Most of all Moses appealed to God’s unchangeable love: “And now, therefore, let the power of the Lord be great in the way that you promised when you spoke, saying, ‘The Lord is slow to anger, and abounding in steadfast love, forgiving iniquity and transgression, but by no means clearing the guilty…”

What a moving prayer this is. Here is a single individual praying, and the fate of God’s people hinges on it. How can the prayer of any man or woman possibly have such significance?

Moses’ prayer shows us that it is because of God’s character we can be very confident when we pray. Moses knew that God is a God of his word. Above all he knew that God is a God of mercy.

An outcome of Moses’ prayer was that God tempered his judgment with mercy. The people were forgiven, but they were destined to die without seeing the promise. 

So what do we learn from this? With the coming of the Lord Jesus we live under another, very different covenant. God’s promise now is not to a specific race of people but to all people. It is not about land or material wealth.

In Matthew 16:18 we read that Jesus is committed to build his church.
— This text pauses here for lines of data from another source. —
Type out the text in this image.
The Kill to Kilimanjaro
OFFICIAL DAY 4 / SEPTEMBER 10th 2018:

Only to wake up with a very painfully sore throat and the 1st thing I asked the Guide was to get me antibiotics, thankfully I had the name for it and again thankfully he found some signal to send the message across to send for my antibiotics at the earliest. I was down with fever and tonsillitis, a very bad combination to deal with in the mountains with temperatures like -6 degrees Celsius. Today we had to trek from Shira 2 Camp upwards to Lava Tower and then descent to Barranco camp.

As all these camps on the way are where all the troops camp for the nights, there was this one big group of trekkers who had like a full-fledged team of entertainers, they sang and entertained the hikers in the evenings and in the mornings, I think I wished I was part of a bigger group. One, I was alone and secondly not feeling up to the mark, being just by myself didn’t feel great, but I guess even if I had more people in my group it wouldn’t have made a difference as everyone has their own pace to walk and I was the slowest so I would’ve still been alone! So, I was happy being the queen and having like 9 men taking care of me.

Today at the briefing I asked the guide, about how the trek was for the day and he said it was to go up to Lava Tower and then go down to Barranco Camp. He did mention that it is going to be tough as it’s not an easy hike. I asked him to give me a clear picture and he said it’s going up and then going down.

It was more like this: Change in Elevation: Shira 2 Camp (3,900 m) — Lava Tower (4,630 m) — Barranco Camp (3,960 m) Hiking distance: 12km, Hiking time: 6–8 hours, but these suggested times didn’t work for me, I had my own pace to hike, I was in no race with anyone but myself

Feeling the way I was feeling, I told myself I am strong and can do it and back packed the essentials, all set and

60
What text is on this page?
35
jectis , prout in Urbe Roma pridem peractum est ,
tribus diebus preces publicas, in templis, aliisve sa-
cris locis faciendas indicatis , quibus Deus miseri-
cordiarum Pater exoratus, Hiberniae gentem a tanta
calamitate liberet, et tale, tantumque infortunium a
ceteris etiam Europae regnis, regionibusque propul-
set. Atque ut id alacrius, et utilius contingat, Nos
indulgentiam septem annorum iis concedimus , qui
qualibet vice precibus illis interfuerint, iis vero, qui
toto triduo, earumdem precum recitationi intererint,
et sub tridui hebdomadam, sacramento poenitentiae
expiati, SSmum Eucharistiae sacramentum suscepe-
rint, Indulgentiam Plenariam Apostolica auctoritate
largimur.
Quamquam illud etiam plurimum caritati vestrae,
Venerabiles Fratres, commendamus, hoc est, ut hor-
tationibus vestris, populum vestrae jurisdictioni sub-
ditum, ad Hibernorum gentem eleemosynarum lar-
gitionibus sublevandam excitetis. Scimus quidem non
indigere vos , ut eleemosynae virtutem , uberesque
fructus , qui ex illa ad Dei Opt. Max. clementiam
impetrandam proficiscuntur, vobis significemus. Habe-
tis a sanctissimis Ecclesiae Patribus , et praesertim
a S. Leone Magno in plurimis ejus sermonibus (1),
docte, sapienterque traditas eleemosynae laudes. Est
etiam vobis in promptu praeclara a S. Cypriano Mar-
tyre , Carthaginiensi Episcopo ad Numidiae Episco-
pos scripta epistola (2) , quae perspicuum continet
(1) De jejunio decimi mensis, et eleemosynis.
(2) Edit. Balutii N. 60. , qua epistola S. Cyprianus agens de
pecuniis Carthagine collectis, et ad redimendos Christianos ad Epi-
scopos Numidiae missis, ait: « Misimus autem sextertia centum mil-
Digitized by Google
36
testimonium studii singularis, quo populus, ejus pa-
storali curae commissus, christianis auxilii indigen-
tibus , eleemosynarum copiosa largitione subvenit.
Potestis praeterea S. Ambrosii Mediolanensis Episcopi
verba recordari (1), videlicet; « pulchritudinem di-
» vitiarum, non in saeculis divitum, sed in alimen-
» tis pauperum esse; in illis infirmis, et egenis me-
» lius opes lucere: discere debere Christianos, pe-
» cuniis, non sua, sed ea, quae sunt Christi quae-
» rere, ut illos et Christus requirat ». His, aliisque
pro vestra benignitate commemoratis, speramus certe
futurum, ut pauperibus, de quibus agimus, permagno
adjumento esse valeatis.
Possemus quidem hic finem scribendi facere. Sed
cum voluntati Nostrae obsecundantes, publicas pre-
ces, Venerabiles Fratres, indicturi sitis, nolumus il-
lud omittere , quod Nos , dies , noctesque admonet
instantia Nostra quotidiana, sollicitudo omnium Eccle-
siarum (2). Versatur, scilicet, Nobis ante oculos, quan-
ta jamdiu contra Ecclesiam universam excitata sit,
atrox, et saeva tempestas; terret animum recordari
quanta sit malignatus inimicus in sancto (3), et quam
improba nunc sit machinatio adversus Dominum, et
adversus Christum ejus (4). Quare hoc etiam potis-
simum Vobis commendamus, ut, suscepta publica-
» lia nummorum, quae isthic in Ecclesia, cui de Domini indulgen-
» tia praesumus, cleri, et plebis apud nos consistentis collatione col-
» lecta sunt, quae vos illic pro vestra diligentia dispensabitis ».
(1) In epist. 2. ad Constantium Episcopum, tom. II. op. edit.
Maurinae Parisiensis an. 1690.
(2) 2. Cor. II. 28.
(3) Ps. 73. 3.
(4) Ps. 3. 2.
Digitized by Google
As he died on the cross he prayed, ‘Father forgive them…’ Following his resurrection he commissioned his disciples to go and make disciples of all nations, teaching them to observe all that he had taught.

We can be sure of this: God is committed to drawing men and women everywhere to himself through the Lord Jesus Christ.

What if everyone who reads this ‘Word’ were to commit to pray for three or four people? Would our prayers make a difference? Moses knew that his prayer would because of who God is.

Do you have the same confidence? Do you pray earnestly and consistently that God will act with mercy to people you know for the honor of his name?